PDA

View Full Version : Current Segmentation Fault Woes



Aelorean
07-03-2002, 03:14 PM
I am having a heck of a time with just utterly random segmentation faults of ShowEQ. I did read on one of the boards at one point that the reason for the crash is known (memory overwriting, or something to that effect).

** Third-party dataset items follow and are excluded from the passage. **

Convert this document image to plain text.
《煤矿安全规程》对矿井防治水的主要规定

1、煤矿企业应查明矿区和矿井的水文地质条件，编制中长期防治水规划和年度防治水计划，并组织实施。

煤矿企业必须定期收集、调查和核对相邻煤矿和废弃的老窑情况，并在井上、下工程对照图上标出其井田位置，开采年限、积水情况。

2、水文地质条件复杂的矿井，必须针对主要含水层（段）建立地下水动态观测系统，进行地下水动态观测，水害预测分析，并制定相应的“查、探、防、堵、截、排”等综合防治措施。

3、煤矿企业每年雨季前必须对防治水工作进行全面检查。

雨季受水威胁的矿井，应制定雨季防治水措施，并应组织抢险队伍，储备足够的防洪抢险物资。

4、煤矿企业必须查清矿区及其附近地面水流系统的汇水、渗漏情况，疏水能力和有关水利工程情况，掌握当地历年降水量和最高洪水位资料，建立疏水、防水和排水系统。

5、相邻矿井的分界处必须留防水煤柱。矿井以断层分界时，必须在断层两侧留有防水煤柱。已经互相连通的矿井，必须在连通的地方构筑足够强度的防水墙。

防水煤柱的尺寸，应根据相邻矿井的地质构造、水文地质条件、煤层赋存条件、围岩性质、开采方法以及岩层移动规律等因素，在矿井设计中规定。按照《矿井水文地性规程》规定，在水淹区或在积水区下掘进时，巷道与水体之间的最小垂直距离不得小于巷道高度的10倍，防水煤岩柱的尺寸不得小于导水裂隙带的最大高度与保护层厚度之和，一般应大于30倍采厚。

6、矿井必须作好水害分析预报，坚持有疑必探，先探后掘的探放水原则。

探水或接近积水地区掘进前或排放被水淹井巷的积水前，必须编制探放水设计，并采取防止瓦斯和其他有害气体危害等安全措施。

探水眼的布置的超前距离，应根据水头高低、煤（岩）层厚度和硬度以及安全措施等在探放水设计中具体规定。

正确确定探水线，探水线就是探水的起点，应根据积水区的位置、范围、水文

I was just wondering if this was something that was being investigated or if the crashes are not as frequent for other users. I know that my ShowEQ crashes at least once every couple hours.

S_B_R
07-03-2002, 03:37 PM
Actually, this happens to me as well, maybe not every 2hours, it seems to be VERY random for me. But I don't think it's anything directly in SEQ. I think it's a bad packet or something from Verant. The reason I say that is there are 3 people I play with on a regular basis, all 3 of them also use SEQ, and 99% of the time if we are all grouped together and in that same zone, everyones SEQ session will crash at almost exactly the same time.....

high_jeeves
07-03-2002, 03:49 PM
Your best bet is to post a backtrace of the crash next time it happens so that the devs can take a look at it.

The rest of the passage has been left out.